What if it came from ordinary Rwandans that they want you to stay beyond 2017?

But why shouldn’t it come up and be debated so that I can answer that question directly to those who would have brought it up?

I am now bringing it up on their behalf.

Now it is like I am pre-empting the debate, and I am refusing to decide because I am not even the one who wrote this constitution. But of course when I am here as the president, I am the guarantor of this constitution, but not the only one.

But the constitution has provisions for amendment?

That is fine, but that is why I am saying I don’t want to lead the debate, it is not my intention, I wouldn’t like to amend the constitution. Neither would I want to start the debate and even be the one to conclude it, because that becomes my show. It is as if I am the one who wrote the constitution and the one to change it. And the whole thing keeps revolving around me. I refuse it; let people go out and talk about it. I will have my say as well.

What will your say be?

It will depend on the issues being raised. In the way I pointed out: If they say well, we want you to stay because you have done well and we are not seeing anybody else… I will be saying ‘that is one reason that makes me want to go’.

Well, they will say we are seeing others but since you still have some energy, we want you to continue.

Yes, but they should be able to see those who also have energy like me.

Many people think that you sent your son Ivan to a military academy so that he can grow up and succeed you. Many presidents of Africa have been sending their children to military academies and positioning them to take over . Do you also plan a family succession in Rwanda?

No, not at all. But does that mean that my son or daughter would not enjoy the rights of other citizens of this country?

But you are giving them privileged access to power

But my son didn’t go to West Point because I supported him in any special way or used my position for him go there. He went through a rigorous test with others and competitively deserved to go there. The only thing I did was to encourage him to participate in the process. I know WestPoint; I was only looking at my son’s development as a person and allowing him the possibilities and opportunities as any other citizen of this country to go there; not because I wanted him to be in the army and then succeed me.

Now, what if Ivan came back and joined the army, how would he be subordinate to any other officer when he is the son of the Commander in Chief?

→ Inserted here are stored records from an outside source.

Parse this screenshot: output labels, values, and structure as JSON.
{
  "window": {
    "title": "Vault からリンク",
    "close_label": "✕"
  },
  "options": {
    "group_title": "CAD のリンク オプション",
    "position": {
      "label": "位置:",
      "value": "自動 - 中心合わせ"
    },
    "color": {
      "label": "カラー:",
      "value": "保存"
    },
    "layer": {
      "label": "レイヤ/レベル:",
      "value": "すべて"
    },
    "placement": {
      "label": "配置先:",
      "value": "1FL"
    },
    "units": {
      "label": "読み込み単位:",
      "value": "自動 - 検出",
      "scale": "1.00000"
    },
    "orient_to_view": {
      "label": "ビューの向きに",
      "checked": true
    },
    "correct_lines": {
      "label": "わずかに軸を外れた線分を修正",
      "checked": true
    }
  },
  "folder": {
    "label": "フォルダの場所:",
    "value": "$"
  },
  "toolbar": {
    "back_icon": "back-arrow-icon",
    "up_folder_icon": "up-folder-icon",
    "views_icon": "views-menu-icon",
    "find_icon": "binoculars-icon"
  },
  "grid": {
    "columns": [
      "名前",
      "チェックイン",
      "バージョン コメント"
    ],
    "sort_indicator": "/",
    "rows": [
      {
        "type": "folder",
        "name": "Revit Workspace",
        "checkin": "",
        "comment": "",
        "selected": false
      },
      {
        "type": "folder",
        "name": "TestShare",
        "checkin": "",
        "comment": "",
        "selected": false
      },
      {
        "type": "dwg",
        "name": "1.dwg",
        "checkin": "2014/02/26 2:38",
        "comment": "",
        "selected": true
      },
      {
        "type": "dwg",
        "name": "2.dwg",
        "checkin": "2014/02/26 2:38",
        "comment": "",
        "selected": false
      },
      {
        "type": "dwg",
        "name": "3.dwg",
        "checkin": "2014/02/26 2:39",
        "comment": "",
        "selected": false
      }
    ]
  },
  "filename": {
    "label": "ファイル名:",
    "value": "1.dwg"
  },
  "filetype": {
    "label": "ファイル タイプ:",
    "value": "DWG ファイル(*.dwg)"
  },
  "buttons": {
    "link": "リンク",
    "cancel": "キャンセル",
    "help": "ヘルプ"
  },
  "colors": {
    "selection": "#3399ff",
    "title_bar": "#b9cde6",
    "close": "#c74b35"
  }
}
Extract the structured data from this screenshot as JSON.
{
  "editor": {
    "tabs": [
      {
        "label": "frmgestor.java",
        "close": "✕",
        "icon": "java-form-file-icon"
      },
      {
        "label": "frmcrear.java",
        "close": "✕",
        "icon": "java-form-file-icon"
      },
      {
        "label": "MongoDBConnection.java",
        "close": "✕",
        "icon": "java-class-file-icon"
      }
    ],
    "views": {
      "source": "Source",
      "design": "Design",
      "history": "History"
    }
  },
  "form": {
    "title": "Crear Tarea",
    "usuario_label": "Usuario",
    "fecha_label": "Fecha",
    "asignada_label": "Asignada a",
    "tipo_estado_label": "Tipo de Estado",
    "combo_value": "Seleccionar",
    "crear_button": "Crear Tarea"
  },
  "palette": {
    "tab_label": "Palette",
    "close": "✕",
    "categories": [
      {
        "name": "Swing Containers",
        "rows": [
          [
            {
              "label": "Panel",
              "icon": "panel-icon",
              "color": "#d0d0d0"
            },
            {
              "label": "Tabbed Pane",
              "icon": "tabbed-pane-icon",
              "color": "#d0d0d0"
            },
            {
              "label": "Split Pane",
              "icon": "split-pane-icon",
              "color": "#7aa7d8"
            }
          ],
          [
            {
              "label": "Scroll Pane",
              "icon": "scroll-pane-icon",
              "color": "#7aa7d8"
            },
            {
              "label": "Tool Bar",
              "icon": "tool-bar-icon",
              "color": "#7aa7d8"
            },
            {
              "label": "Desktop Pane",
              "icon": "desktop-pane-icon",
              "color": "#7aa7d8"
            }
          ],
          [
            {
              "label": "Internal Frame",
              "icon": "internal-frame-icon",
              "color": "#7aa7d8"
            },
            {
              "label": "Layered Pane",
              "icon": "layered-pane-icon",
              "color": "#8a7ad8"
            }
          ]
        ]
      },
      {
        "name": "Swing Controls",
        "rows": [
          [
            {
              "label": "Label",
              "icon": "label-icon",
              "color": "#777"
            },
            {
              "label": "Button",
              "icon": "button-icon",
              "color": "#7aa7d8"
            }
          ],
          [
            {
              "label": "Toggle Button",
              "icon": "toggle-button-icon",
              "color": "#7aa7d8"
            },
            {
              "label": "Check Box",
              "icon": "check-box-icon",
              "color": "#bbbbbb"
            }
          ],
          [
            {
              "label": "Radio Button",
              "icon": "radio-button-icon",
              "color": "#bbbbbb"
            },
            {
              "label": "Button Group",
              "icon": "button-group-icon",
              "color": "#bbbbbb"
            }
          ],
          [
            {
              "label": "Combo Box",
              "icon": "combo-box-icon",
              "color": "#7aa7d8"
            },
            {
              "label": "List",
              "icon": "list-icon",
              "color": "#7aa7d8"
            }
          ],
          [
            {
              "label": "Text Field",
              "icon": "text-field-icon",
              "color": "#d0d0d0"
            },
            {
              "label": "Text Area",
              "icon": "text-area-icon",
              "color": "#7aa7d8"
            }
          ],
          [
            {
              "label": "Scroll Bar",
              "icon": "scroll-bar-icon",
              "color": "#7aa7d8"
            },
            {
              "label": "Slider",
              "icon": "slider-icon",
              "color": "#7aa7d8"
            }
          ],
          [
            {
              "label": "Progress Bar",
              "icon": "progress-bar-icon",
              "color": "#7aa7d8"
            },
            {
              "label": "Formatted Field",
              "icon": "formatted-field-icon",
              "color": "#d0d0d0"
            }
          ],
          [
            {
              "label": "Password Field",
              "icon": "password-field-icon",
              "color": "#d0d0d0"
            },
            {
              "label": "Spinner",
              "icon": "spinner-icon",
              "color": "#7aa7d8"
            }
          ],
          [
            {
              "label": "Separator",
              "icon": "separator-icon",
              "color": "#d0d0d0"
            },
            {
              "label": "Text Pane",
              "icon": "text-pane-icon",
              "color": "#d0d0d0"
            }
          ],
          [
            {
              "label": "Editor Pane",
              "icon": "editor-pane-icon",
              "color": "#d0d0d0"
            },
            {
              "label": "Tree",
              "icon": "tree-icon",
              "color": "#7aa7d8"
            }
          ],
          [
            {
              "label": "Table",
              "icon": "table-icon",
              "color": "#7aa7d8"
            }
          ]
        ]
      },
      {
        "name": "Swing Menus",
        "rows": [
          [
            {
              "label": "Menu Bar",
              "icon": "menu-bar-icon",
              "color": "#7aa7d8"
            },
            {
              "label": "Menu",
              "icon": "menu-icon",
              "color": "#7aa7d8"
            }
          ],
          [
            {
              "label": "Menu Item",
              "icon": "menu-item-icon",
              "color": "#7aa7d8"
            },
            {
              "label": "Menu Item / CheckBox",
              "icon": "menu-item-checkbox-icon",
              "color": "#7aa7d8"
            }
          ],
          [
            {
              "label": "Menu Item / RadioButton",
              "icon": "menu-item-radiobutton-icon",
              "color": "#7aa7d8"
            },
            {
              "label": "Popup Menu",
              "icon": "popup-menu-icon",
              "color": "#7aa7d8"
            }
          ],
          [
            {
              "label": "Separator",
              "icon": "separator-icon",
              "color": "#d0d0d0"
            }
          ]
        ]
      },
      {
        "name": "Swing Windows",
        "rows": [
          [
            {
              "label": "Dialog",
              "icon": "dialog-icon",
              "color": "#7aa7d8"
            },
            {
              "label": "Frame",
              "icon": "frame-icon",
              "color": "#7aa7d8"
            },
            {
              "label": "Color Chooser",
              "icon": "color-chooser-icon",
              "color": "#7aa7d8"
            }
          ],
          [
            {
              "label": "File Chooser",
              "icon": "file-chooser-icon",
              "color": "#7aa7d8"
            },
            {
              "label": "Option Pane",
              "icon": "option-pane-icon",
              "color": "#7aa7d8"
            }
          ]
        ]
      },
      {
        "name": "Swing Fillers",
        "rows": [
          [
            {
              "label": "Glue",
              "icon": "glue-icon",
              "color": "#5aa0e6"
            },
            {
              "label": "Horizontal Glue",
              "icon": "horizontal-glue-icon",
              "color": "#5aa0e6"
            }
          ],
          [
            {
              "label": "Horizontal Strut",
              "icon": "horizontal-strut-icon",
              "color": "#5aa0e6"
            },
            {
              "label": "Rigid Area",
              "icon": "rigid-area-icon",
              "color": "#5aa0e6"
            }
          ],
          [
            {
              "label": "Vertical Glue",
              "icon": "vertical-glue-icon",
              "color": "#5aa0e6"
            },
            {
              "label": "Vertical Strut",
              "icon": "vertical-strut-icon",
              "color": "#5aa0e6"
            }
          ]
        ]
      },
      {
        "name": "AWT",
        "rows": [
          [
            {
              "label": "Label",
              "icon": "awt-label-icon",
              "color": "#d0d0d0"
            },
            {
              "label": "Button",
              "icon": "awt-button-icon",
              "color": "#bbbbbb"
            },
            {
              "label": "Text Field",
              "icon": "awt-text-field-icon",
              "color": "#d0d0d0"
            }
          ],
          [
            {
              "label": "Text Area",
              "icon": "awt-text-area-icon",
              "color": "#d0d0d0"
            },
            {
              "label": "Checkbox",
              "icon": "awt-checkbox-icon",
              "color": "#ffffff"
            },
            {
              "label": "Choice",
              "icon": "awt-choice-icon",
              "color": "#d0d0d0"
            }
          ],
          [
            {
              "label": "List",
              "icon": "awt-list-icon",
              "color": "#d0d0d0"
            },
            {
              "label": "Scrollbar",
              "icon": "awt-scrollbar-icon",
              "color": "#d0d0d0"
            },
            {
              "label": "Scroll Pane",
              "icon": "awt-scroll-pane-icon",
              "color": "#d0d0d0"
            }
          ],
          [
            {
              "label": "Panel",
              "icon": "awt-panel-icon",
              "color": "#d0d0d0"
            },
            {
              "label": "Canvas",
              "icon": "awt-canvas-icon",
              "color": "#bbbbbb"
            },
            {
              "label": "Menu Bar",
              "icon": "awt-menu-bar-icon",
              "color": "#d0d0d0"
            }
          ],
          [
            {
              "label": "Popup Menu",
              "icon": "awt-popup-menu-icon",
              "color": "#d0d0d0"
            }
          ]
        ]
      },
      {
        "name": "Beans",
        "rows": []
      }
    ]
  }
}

In fact, let me add, I would even encourage my other sons, even daughter; I would encourage them to go through such institutions. But it would not because I want them to come back and be presidents. By the way, someone could probably develop through other ways and still become president. It is not that you have to go through the army become president. So there was no such a calculation. In fact, I would not encourage my children to go through these institutions if that was because they would be favoured because they are the children of the president.

But I have encouraged my children the same way I have encouraged the children of other people. I have encouraged the young people of this country to give it a try; these are not people I have a relationship with. And these are not people anyone gave a favour. These are people whom West Point and the Government of the United States have provided openings for them to join others from the international community in these programs.